Here in the United States, many are finally seeing the light at the end of the COVID-19 tunnel. More than 60 percent of U.S. adults have received at least one dose of the vaccine, and the vaccine is now available to anyone over the age of 12. However, across the world we see a stark contrast to this American experience. Today, Africa only accounts for 1 percent of the world’s vaccine administration, and much of Asia and South America are struggling to even acquire access to the vaccines. This alarmingly high discrepancy in vaccine access and administration around the world, known as the global vaccine gap, is both a human rights and a racial justice issue — leaving communities of color most vulnerable to its effects.
Human rights activists and experts agree: In order to effectively beat the virus, we have to close the global vaccine gap.
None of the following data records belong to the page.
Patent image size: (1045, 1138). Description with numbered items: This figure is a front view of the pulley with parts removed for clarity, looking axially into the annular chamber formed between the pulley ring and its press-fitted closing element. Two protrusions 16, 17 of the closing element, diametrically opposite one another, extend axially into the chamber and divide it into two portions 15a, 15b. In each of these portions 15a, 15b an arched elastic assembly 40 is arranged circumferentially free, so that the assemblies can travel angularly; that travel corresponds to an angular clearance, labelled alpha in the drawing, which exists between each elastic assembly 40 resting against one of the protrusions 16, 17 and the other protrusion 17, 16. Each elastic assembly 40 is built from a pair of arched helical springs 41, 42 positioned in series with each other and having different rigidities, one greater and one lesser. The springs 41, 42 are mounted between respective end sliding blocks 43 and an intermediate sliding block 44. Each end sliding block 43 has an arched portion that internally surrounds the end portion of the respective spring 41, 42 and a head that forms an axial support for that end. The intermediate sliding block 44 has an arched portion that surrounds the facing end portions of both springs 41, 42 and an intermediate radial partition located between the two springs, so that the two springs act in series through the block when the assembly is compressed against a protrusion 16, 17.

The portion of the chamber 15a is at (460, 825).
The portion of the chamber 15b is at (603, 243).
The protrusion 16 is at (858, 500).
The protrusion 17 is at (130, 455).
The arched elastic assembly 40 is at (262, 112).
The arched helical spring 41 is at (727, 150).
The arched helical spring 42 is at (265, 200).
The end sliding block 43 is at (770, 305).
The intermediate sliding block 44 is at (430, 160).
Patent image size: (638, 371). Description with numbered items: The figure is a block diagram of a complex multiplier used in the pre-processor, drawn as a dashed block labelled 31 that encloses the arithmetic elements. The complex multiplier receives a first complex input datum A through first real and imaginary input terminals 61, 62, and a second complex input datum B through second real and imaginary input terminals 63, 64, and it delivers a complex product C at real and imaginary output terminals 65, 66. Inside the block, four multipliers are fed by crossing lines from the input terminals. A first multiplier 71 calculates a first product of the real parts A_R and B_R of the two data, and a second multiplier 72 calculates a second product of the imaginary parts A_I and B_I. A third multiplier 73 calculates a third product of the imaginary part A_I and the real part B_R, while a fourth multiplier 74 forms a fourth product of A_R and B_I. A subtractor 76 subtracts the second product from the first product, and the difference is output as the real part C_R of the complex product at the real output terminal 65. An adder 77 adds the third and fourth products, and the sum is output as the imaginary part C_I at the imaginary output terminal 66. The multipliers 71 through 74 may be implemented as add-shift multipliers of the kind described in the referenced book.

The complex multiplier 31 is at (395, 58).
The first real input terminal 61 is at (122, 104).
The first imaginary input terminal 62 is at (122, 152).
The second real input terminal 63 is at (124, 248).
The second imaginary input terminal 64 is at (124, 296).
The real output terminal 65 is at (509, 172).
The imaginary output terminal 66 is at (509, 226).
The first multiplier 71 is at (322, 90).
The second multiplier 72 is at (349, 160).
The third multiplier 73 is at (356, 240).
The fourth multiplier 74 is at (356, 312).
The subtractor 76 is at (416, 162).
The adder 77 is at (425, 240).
But it will take a global fight for human rights to meet the scale of the crisis and ensure that the most impacted populations have equitable access to the COVID-19 vaccine.
In this week’s episode of At Liberty, we hear personal stories from activists around the world, discuss the broader implications of the gap, and learn why it is so crucial that we quickly identify solutions to this growing problem. We’re joined by Colin Gonsalves, the founder and executive director of the Human Rights Law Network in India; Vivian Newman, executive director of Colombian human rights organization Dejusticia; Nersan Govender, national director of the Legal Resources Centre of South Africa; and Jamil Dakwar, director of the ACLU’s Human Rights Project.